Andreas Beger

Data scientist

Running RStudio on Amazon EC2

Tags: #EC2 #R #RStudio

For the most part I don’t do things that are computationally so intensive that I can’t run them on my work desktop. There have been a few times however where I ran simulations or bootstrapped models, and now Bayesian models with MCMC, that take a while to run. One solution has been to run things on FSU’s high performance computing cluster. It takes a little bit of effort, for someone without a background in computer science or programming like me, and it is inconvenient in several ways.

An alternative is to use Amazon’s EC2 cloud computing service. A few weeks ago I started playing around with it, and running basic instances for limited time is actually free. I use R/RStudio for the most part, but was overwhelmed by which AMI to use without having to instal R/RStudio. Fortunately someone has created AMI’s (Amazon Machine Images) with RStudio Server, which, once running, lets you use RStudio through your web browser.

To begin, get an Amazon Web Services account and log in to the management console. Louis Aslett has created a number of AMI’s–choose one and start an instance on EC2 with that AMI id.

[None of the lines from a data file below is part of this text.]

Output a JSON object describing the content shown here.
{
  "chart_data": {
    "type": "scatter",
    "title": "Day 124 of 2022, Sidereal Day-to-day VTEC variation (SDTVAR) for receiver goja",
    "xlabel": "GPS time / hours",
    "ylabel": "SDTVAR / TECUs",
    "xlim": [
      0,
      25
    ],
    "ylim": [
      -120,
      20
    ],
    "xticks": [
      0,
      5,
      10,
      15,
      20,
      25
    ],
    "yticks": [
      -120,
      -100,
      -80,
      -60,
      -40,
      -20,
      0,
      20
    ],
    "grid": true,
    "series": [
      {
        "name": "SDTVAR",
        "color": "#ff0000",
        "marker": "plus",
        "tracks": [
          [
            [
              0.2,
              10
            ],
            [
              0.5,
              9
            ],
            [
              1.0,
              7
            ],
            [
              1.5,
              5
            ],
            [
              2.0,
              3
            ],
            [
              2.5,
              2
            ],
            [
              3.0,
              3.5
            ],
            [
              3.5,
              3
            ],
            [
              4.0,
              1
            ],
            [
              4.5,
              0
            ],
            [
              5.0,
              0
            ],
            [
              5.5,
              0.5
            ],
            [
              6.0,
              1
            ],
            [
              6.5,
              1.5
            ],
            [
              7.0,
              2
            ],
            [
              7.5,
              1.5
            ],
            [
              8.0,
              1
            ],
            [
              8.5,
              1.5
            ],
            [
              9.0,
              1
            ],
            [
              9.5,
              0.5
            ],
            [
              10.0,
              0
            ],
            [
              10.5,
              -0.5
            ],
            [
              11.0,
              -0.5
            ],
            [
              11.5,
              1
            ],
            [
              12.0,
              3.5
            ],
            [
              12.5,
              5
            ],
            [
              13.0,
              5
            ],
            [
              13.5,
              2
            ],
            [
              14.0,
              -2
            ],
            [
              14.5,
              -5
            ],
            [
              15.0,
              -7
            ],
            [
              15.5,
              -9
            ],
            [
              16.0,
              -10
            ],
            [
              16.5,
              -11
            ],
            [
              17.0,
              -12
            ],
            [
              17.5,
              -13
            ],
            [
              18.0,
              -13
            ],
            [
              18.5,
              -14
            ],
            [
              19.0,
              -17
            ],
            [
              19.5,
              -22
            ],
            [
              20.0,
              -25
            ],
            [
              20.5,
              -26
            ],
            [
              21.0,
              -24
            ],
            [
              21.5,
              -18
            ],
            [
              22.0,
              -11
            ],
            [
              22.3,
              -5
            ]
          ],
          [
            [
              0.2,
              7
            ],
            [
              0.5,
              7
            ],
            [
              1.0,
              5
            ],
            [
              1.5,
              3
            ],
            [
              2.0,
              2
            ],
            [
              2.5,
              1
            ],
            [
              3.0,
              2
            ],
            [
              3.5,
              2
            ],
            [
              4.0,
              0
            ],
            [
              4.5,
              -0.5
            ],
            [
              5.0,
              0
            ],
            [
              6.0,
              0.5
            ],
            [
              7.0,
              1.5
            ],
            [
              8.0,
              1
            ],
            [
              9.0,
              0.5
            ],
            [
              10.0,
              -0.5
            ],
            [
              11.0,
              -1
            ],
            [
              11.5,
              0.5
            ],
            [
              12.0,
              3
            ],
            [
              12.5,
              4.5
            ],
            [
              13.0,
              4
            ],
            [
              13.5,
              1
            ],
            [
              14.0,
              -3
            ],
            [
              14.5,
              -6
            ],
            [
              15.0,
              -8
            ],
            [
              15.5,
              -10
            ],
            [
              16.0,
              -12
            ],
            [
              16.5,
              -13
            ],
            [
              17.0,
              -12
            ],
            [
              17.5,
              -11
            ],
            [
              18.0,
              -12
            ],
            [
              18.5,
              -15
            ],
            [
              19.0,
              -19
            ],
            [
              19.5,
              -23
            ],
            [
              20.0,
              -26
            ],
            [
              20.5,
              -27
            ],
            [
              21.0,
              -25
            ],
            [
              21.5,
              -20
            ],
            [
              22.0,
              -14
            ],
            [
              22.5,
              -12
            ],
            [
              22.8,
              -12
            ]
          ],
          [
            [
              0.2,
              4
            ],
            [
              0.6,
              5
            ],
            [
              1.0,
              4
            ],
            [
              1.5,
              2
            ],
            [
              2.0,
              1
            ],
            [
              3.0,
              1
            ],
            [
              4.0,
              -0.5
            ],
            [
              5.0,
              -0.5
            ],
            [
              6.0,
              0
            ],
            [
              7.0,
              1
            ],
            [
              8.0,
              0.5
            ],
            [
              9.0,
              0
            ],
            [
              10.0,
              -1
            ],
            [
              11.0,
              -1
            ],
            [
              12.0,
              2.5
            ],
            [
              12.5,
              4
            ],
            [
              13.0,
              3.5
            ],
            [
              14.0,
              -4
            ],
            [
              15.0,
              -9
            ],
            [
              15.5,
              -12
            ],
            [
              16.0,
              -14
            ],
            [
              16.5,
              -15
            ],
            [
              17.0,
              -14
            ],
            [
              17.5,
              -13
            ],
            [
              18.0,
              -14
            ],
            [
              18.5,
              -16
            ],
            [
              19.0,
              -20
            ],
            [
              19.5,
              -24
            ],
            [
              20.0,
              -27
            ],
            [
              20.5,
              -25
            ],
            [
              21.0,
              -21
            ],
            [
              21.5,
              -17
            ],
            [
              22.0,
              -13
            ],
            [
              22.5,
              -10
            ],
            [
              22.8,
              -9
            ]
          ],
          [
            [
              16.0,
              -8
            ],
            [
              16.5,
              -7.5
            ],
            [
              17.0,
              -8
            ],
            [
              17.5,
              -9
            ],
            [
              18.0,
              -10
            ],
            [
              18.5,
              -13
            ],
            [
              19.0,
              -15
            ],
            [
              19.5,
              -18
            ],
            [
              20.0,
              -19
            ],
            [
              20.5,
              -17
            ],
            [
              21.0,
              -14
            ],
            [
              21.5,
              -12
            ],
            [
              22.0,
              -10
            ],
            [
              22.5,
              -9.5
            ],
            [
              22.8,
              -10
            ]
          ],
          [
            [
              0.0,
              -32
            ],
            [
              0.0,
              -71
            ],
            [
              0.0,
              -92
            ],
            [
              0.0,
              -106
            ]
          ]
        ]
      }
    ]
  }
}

If you started the instance with the default security group settings like me, you will also have to open port 80 to get access. Go to the security group settings in Amazon management console, select whichever group your instance runs under (e.g. default), and add a custom TCP rule for port 80 (i.e. port range 80). Add the rule and apply. Find out your instance address (instances, at the bottom, it’s the string that ends with, e.g., paste into your browser and you should get to a RStudio log in. The defaults are “rstudio” for both. And, there.